Dienstag, 23 Mai 2017 politik   hunger   gesundheitswesen   ortskirchen  

Chocò (Fides) – "’Jetzt oder nie!’, so denken viele Menschen, wenn sich ihnen die Möglichkeit bietet mit dem hohen Autoritäten des kolumbianischen Staates zu sprechen und zu verhandeln”, so Bischof Juan Carlos Barreto von Quibdó im Westen Kolumbiens, gegenüber Journalisten am vergangenen 22. Mai. Der Bischof bat die Regierung um die Wiederaufnahme der Gespräche mit den Verantwortlichen in Chocó und Buenaventura, damit der Generalstreik, der in den beiden Städten seit fast zwei Wochen anhält, beendet wird. "Die Menschen fordern Rechte, die von grundlegender Bedeutung sind und wenn, sie ihre Proteste nicht über normale Kanäle loswerden können, dann kommt es zur Mobilisation", so der Bischof.

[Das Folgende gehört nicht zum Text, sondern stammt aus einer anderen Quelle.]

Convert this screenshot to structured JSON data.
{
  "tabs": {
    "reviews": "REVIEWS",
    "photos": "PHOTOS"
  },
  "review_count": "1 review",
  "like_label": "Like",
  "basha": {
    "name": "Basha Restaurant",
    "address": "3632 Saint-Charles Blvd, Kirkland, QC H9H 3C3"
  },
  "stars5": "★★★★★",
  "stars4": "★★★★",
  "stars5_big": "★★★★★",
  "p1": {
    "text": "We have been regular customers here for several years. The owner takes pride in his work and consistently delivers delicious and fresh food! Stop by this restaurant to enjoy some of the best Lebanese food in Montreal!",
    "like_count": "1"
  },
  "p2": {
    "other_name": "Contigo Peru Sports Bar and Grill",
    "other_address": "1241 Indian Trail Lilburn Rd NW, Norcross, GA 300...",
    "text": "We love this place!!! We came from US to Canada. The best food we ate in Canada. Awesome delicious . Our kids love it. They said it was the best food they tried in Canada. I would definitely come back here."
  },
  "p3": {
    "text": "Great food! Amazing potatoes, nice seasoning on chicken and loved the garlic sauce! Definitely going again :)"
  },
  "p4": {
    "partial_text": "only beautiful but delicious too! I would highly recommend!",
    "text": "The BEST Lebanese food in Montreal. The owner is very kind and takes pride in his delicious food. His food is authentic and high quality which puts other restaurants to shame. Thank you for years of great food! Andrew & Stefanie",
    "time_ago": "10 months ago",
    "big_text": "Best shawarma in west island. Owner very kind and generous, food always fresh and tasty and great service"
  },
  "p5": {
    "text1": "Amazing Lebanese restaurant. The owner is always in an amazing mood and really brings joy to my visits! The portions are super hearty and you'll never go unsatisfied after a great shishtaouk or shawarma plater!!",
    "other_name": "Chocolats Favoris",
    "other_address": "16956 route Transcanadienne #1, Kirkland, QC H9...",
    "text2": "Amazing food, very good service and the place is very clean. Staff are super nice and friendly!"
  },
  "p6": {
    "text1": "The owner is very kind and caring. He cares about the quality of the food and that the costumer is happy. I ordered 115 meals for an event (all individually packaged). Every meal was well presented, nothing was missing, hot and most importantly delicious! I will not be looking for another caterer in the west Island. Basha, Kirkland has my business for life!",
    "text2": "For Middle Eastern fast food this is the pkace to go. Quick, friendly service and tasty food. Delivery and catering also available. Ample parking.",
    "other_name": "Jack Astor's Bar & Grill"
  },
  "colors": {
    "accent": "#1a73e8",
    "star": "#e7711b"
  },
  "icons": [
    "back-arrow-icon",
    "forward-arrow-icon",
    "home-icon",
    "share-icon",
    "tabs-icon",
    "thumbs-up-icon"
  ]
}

Die Regierung hatte 2016 Zuschüsse für die Region in Höhe von 720 Millionen Pesos in Aussicht gestellt. Das Versprechen wurde jedoch nicht eingehalten. Unter anderem fordern die Bürger den Bau eines Krankenhauses und die strafrechtliche Verfolgung von Korruption in der Lokalverwaltung.
"Das Bürgerkomitee betont ausdrücklich, dass man gegen korrupte Beamte in Chocó protestiert, da die Korruptionsbekämpfung auf allen Ebenen bisher nicht stattfindet. Dafür bezahlen die Menschen, die das Notwendigste entbehren müssen", so Bischof Barreto.